Dari laut terlihat jelas gedung-gedung tinggi menjulang mencakar langit dan flat-flat yang berdiri megah bersusun-susun indah. Sungguh negeri kecil yang lebih besar sedikit dibandingkan pulau Batam ini, begitu majunya dalam urusan dunia mereka, walaupun dari sisi pandangan akhirat mereka begitu jauh dalam kegelapan kesyirikan dan kekufuran terhadap Pencipta Alam semesta. Perumpamaan mereka persis sebagaimana yang Allah sebutkan dalam Alquran yang artinya :” Mereka hanyalah mengetahui zahir dari kehidupan dunia sementara untuk negeri akhirat mereka begitu lalai”.
Setibanya di Imigrasi, aku dan seorang sahabatku telah syak bahwa pasti kami tidak dibiarkan lewat begitu saja, pasti kami akan dipanggil ke Office mereka,sebab dua minggu sebelum itu kami telah pula di tolak masuk dari Johor Bahru Malaysia. Adapun sebabnya sebenarnya adalah sebab yang dicari-cari mereka untuk menolak kami.

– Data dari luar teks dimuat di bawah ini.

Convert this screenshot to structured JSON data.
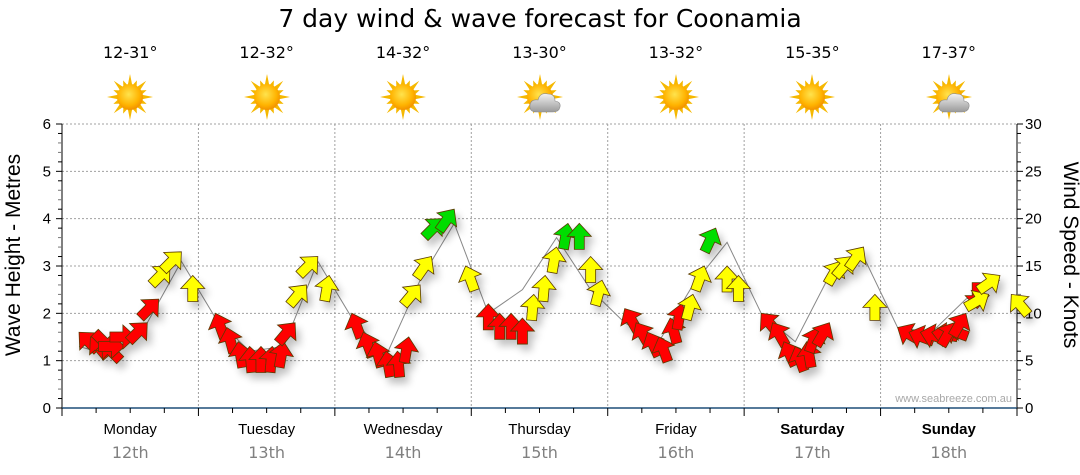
{
  "title": "7 day wind & wave forecast for Coonamia",
  "watermark": "www.seabreeze.com.au",
  "days": [
    {
      "name": "Monday",
      "date": "12th",
      "temp": "12-31°",
      "icon": "sunny-icon",
      "weekend": false
    },
    {
      "name": "Tuesday",
      "date": "13th",
      "temp": "12-32°",
      "icon": "sunny-icon",
      "weekend": false
    },
    {
      "name": "Wednesday",
      "date": "14th",
      "temp": "14-32°",
      "icon": "sunny-icon",
      "weekend": false
    },
    {
      "name": "Thursday",
      "date": "15th",
      "temp": "13-30°",
      "icon": "partly-cloudy-icon",
      "weekend": false
    },
    {
      "name": "Friday",
      "date": "16th",
      "temp": "13-32°",
      "icon": "sunny-icon",
      "weekend": false
    },
    {
      "name": "Saturday",
      "date": "17th",
      "temp": "15-35°",
      "icon": "sunny-icon",
      "weekend": true
    },
    {
      "name": "Sunday",
      "date": "18th",
      "temp": "17-37°",
      "icon": "partly-cloudy-icon",
      "weekend": true
    }
  ],
  "colors": {
    "light": "#ff0000",
    "moderate": "#ffff00",
    "strong": "#00dd00",
    "axis": "#1f4e79",
    "grid": "#a0a0a0"
  },
  "chart_data": {
    "type": "scatter",
    "title": "7 day wind & wave forecast for Coonamia",
    "ylabel_left": "Wave Height - Metres",
    "ylabel_right": "Wind Speed - Knots",
    "ylim_left": [
      0,
      6
    ],
    "ylim_right": [
      0,
      30
    ],
    "yticks_left": [
      "0",
      "1",
      "2",
      "3",
      "4",
      "5",
      "6"
    ],
    "yticks_right": [
      "0",
      "5",
      "10",
      "15",
      "20",
      "25",
      "30"
    ],
    "grid": true,
    "xcategories": [
      "Monday",
      "Tuesday",
      "Wednesday",
      "Thursday",
      "Friday",
      "Saturday",
      "Sunday"
    ],
    "speed_thresholds_knots": {
      "moderate": 12,
      "strong": 19
    },
    "wind_series": {
      "name": "Wind speed (knots) with direction arrows",
      "hours": [
        3,
        5,
        7,
        9,
        11,
        13,
        15,
        17,
        19,
        21,
        23,
        27,
        29,
        31,
        33,
        35,
        37,
        39,
        41,
        43,
        45,
        47,
        51,
        53,
        55,
        57,
        59,
        61,
        63,
        65,
        67,
        69,
        71,
        75,
        77,
        79,
        81,
        83,
        85,
        87,
        89,
        91,
        93,
        95,
        99,
        101,
        103,
        105,
        107,
        109,
        111,
        113,
        115,
        117,
        119,
        123,
        125,
        127,
        129,
        131,
        133,
        135,
        137,
        139,
        141,
        143,
        147,
        149,
        151,
        153,
        155,
        157,
        159,
        161,
        163,
        165,
        167
      ],
      "knots": [
        8,
        7.5,
        7,
        6,
        6.5,
        7.5,
        9,
        11.5,
        15,
        16.5,
        14,
        10,
        8.5,
        7,
        6.5,
        6.5,
        6.5,
        7,
        9,
        13,
        16,
        14,
        10,
        8,
        7,
        6,
        6,
        7.5,
        13,
        16,
        20,
        21,
        15,
        11,
        10,
        10,
        9.5,
        12,
        14,
        17,
        19.5,
        19.5,
        16,
        13.5,
        10.5,
        9,
        8,
        7.5,
        9.5,
        11,
        12,
        15,
        19,
        15,
        14,
        10,
        9,
        7,
        6.5,
        7,
        8.5,
        9,
        15.5,
        16,
        17,
        12,
        8.5,
        8,
        8,
        8,
        8.5,
        9,
        10,
        10.5,
        12,
        14,
        12
      ],
      "direction_deg": [
        315,
        320,
        315,
        135,
        90,
        90,
        45,
        45,
        45,
        45,
        0,
        340,
        345,
        350,
        355,
        0,
        5,
        10,
        40,
        40,
        45,
        10,
        340,
        340,
        345,
        350,
        355,
        10,
        40,
        35,
        45,
        35,
        340,
        0,
        0,
        0,
        0,
        5,
        5,
        10,
        10,
        0,
        0,
        15,
        330,
        330,
        335,
        340,
        345,
        10,
        15,
        20,
        25,
        0,
        0,
        320,
        330,
        335,
        340,
        350,
        20,
        30,
        30,
        40,
        35,
        0,
        300,
        290,
        285,
        280,
        290,
        30,
        30,
        180,
        60,
        55,
        320
      ]
    },
    "wave_series": {
      "name": "Wave height (metres) connecting line",
      "hours": [
        3,
        9,
        15,
        21,
        27,
        33,
        39,
        45,
        51,
        57,
        63,
        69,
        75,
        81,
        87,
        93,
        99,
        105,
        111,
        117,
        123,
        129,
        135,
        141,
        147,
        153,
        159,
        165
      ],
      "metres": [
        1.3,
        1.1,
        1.8,
        3.1,
        1.9,
        1.2,
        1.3,
        3.1,
        1.9,
        1.1,
        2.7,
        3.9,
        2.0,
        2.5,
        3.6,
        2.5,
        1.8,
        1.4,
        2.6,
        3.5,
        2.0,
        1.4,
        2.8,
        3.2,
        1.7,
        1.6,
        2.3,
        2.7
      ]
    }
  }
}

Kata mereka temanku yang satu itu pernah dibulan Agustus membawa seseorang sahabatnya yang berasal dari Pakan Baru, yang pernah ikut Ke Suria. Kata mereka Sahabat temanku itu adalah Teroris. Padahal sahabatnya itu kutahu benar seseorang ikhwan yang bermanhaj salaf dan pergi ke Suria dengan misi kemanusiaan untuk membawa dana Infaq kaum muslimin yang dikumpulkan dari kaum muslimin Indonesia melalui Radio TV rodja, Radio Hang fm dan lembaga-lembaga lainnya. Apalagi keberangkatan beliau untuk menemani ust Senior yang malang-melintang ke berbagai belahan bumi yang penduduknya terkena musibah, seperti bencana Tsunami di Aceh, bencana gempa di Sumatera Barat , Bencana kemanusian di Suria maupun Yaman. ….subhanallah, hanyalah alasan yang dicari-cari untuk menolak temanku itu. Karena kami satu rombongan, maka seluruhnya terkena usir dan terkena stempel dilarang masuk dari negeri yang Arogan itu.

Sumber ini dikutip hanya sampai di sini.